Department of Genetics, Stanford University, Stanford, USA.
Department of Bioengineering, University of Washington, Seattle, USA.
Genome Biol. 2022 Nov 5;23(1):232. doi: 10.1186/s13059-022-02799-4.
3'-end processing by cleavage and polyadenylation is an important and finely tuned regulatory process during mRNA maturation. Numerous genetic variants are known to cause or contribute to human disorders by disrupting the cis-regulatory code of polyadenylation signals. Yet, due to the complexity of this code, variant interpretation remains challenging.

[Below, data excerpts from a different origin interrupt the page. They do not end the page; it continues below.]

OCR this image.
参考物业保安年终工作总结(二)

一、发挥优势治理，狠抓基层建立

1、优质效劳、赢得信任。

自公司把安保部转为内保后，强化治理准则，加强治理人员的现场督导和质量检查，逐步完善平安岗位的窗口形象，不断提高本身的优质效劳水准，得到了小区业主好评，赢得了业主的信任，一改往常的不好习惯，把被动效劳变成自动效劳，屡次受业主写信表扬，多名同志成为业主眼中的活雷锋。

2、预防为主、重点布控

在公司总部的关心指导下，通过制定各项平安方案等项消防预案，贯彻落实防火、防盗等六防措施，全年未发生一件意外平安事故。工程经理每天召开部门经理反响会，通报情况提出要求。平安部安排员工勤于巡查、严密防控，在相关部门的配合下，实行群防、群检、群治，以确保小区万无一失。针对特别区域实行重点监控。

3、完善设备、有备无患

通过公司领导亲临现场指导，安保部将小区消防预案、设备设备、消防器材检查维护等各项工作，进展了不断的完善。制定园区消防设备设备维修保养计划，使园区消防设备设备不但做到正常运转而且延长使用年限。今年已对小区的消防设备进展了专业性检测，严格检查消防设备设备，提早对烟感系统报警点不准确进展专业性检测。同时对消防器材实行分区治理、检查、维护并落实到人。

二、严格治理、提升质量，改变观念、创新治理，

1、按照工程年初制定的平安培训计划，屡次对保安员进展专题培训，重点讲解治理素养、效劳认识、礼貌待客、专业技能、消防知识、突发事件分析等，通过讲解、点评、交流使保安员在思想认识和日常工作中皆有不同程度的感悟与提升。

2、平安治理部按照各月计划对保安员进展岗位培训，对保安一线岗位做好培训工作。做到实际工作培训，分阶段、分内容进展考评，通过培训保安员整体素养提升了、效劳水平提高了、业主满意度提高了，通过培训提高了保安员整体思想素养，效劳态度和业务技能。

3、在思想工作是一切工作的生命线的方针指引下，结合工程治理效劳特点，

We introduce a residual neural network model, APARENT2, that can infer 3'-cleavage and polyadenylation from DNA sequence more accurately than any previous model. This model generalizes to the case of alternative polyadenylation (APA) for a variable number of polyadenylation signals. We demonstrate APARENT2's performance on several variant datasets, including functional reporter data and human 3' aQTLs from GTEx. We apply neural network interpretation methods to gain insights into disrupted or protective higher-order features of polyadenylation. We fine-tune APARENT2 on human tissue-resolved transcriptomic data to elucidate tissue-specific variant effects. By combining APARENT2 with models of mRNA stability, we extend aQTL effect size predictions to the entire 3' untranslated region. Finally, we perform in silico saturation mutagenesis of all human polyadenylation signals and compare the predicted effects of [Formula: see text] million variants against gnomAD. While loss-of-function variants were generally selected against, we also find specific clinical conditions linked to gain-of-function mutations. For example, we detect an association between gain-of-function mutations in the 3'-end and autism spectrum disorder. To experimentally validate APARENT2's predictions, we assayed clinically relevant variants in multiple cell lines, including microglia-derived cells.
A sequence-to-function model based on deep residual learning enables accurate functional interpretation of genetic variants in polyadenylation signals and, when coupled with large human variation databases, elucidates the link between functional 3'-end mutations and human health.
通过切割和多聚腺苷酸化进行 3'-末端加工是 mRNA 成熟过程中一个重要且精细调节的调控过程。许多遗传变异已知通过破坏多聚腺苷酸化信号的顺式调控密码而导致或促成人类疾病。然而,由于该密码的复杂性,变异解释仍然具有挑战性。
我们引入了一个残差神经网络模型 APARENT2,该模型可以比以前的任何模型更准确地从 DNA 序列推断 3'-切割和多聚腺苷酸化。该模型可推广到可变数量的多聚腺苷酸化信号的替代多聚腺苷酸化(APA)情况。我们在几个变体数据集上展示了 APARENT2 的性能,包括功能性报告基因数据和 GTEx 中的人类 3' aQTL。我们应用神经网络解释方法来深入了解多聚腺苷酸化的破坏或保护的高阶特征。我们在人类组织解析转录组数据上对 APARENT2 进行微调,以阐明组织特异性变体效应。通过将 APARENT2 与 mRNA 稳定性模型相结合,我们将 aQTL 效应大小预测扩展到整个 3'非翻译区。最后,我们对所有人类多聚腺苷酸化信号进行了计算机模拟饱和诱变,并将 [Formula: see text] 百万个变体的预测效应与 gnomAD 进行了比较。虽然失活功能的变异通常被选择,但我们也发现了与获得性功能突变相关的特定临床情况。例如,我们在自闭症谱系障碍中检测到 3'末端获得性功能突变与疾病的关联。为了实验验证 APARENT2 的预测,我们在包括小神经胶质衍生细胞在内的多个细胞系中检测了临床相关变体。
基于深度残差学习的序列到功能模型能够对多聚腺苷酸化信号中的遗传变异进行准确的功能解释,并且当与大型人类变异数据库结合使用时,可以阐明功能 3'-末端突变与人类健康之间的联系。